Let’s be straight about what this water is: it is treated sewage, the same stuff people flush down their toilets. When dispensed at the fill stations, it has been treated to so-called “tertiary” standards, which means it has been filtered and disinfected. It is not suitable for drinking, but is perfect for landscape irrigation.

Most of this water is discharged from sewage treatment plants into rivers and bays by the billions of gallons. The fill stations repurpose only a small percentage of this flow. But it is proving to be an excellent grassroots way of introducing the public to recycled water, long considered the major hurdle to adopting large-scale recycled water systems.

The truth is, all the water we drink now has already been recycled. Before your water utility diverts water from a stream for treatment and then plumbs it to your house, much of that water got into the stream as discharge water from a wastewater treatment outfall upstream.

“While the amount of recycled water provided to date is relatively small, the fill station provides value beyond the potable water conservation benefits,” Mark Tettemer, recycled water development manager at Irvine Ranch Water District, told Water Deeply via email. “The fill station program has increased knowledge and understanding about what recycled water is and its importance to the region and the state in helping conserve potable water.”

Tettemer’s district opened a fill station in August 2015, and 200 people signed up to use it. By early December, it had dispensed more than 52,000 gallons.

The idea of the fill station sprang to life when many communities restricted landscape irrigation to conserve water. At the same time, many utilities also imposed strict conservation requirements on their customers. And some adopted tiered water rates, which increases the price of water as the customer consumes more.

So a number of water agencies responded by offering the fill stations. It solves a problem for the water agency, as well, by creating another means of dispersing treated wastewater, and easing demand on potable water supplies.

It also offered a chance to educate customers about recycled water without taking on a large project, like the massive wastewater recycling sytem completed by Orange County Water District in 2008. That multimillion-dollar project, which was expanded in 2014 , is the largest of its kind in the nation. It was completed only after a lengthy educational program to help customers get past the “yuck factor” and understand that treated sewage can be safely recycled through the drinking-water system.

Most agencies with recycled water fill stations offer it only to their own customers, who, when they pick up water, usually get a brief education about where it came from and how to use it safely around their homes.

“Response has been slow but steadily building,” says Jeff Reinhardt, a spokesman for the Las Virgenes Municipal Water District.

The district has had 161 customer visits at its fill station. He attributes the slow response to the fact that the district opened its fill station toward the end of summer, when water demand had already begun to taper off. But the district also requires customers to take a brief class before they are eligible to use the water, which may act as an obstacle. Most agencies merely require customers to sign an educational form.

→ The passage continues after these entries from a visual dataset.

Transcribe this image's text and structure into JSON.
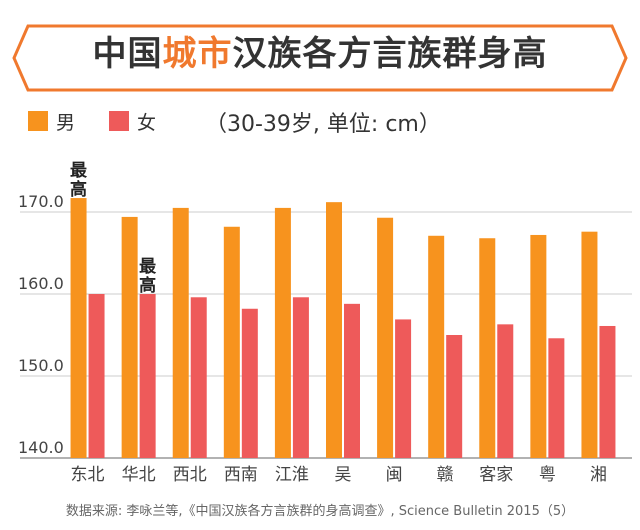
{
  "header": {
    "title_part1": "中国",
    "title_highlight": "城市",
    "title_part2": "汉族各方言族群身高",
    "accent_color": "#f0792e"
  },
  "legend": {
    "items": [
      {
        "label": "男",
        "color": "#f7931e"
      },
      {
        "label": "女",
        "color": "#ee5a5a"
      }
    ],
    "unit_note": "（30-39岁, 单位: cm）"
  },
  "chart_data": {
    "type": "bar",
    "title": "中国城市汉族各方言族群身高",
    "xlabel": "",
    "ylabel": "",
    "unit": "cm",
    "ylim": [
      140,
      175
    ],
    "yticks": [
      140,
      150,
      160,
      170
    ],
    "ytick_labels": [
      "140.0",
      "150.0",
      "160.0",
      "170.0"
    ],
    "categories": [
      "东北",
      "华北",
      "西北",
      "西南",
      "江淮",
      "吴",
      "闽",
      "赣",
      "客家",
      "粤",
      "湘"
    ],
    "series": [
      {
        "name": "男",
        "color": "#f7931e",
        "values": [
          171.7,
          169.4,
          170.5,
          168.2,
          170.5,
          171.2,
          169.3,
          167.1,
          166.8,
          167.2,
          167.6
        ]
      },
      {
        "name": "女",
        "color": "#ee5a5a",
        "values": [
          160.0,
          160.0,
          159.6,
          158.2,
          159.6,
          158.8,
          156.9,
          155.0,
          156.3,
          154.6,
          156.1
        ]
      }
    ],
    "annotations": [
      {
        "text": "最高",
        "category": "东北",
        "series": "男"
      },
      {
        "text": "最高",
        "category": "华北",
        "series": "女"
      }
    ]
  },
  "footer": {
    "source": "数据来源: 李咏兰等,《中国汉族各方言族群的身高调查》, Science Bulletin 2015（5）"
  }
}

The city of Roseville was the first in the Sacramento region to offer a free recycled water fill station. Todd Jordan, a senior engineer for the city, said it was a natural extension of its larger recycled water program. Over 20 years, the city has built a so-called “purple pipe” system to distribute treated wastewater in parts of the city for irrigation purposes.

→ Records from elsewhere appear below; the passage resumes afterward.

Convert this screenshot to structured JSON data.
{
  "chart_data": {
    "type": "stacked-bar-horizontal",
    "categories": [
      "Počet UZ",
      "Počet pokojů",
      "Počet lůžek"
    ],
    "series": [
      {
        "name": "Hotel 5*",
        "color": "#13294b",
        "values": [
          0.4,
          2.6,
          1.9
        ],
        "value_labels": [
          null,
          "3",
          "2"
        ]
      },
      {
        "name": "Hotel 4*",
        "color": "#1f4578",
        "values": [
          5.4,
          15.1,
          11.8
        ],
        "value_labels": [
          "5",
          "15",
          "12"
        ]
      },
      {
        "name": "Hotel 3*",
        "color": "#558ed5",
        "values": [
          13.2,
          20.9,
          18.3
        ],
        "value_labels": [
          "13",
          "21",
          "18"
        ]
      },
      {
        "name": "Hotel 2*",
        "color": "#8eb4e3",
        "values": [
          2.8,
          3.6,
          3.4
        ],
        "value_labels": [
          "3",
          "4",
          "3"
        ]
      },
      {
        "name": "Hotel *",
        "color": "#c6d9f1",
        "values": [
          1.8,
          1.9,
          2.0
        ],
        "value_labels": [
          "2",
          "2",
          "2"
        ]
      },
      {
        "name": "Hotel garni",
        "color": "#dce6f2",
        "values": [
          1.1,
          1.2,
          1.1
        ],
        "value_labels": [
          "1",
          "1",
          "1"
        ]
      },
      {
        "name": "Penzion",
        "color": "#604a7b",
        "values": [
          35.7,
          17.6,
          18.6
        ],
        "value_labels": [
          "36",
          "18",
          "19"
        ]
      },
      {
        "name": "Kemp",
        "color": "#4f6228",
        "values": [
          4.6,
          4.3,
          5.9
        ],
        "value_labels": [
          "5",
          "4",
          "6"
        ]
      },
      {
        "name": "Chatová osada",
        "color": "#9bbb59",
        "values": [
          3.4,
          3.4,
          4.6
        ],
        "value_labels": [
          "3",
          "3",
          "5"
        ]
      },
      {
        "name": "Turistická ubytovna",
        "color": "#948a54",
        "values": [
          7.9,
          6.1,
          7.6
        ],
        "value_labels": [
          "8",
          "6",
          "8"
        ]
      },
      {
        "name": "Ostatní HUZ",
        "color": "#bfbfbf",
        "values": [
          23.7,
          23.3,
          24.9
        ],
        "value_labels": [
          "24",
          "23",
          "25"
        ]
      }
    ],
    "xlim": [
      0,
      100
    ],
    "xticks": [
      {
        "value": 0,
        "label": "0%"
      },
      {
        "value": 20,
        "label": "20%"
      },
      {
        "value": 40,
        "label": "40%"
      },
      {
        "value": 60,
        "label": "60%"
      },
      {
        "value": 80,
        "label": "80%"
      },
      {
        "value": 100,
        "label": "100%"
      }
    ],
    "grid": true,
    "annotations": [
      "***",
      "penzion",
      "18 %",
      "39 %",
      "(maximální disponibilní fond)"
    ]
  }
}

This year, Roseville also began requiring construction companies to use recycled water for dust control, which they collect in tanker trucks at designated hydrants around the city. And they pay for this water: 44 cents per 100 cubic feet, or about half what potable water costs.

In 2015, Roseville delivered more than 1 billion gallons of recycled wastewater for the first time ever.

“I think that, in itself, shows it’s a valuable resource to our community,” Jordan said.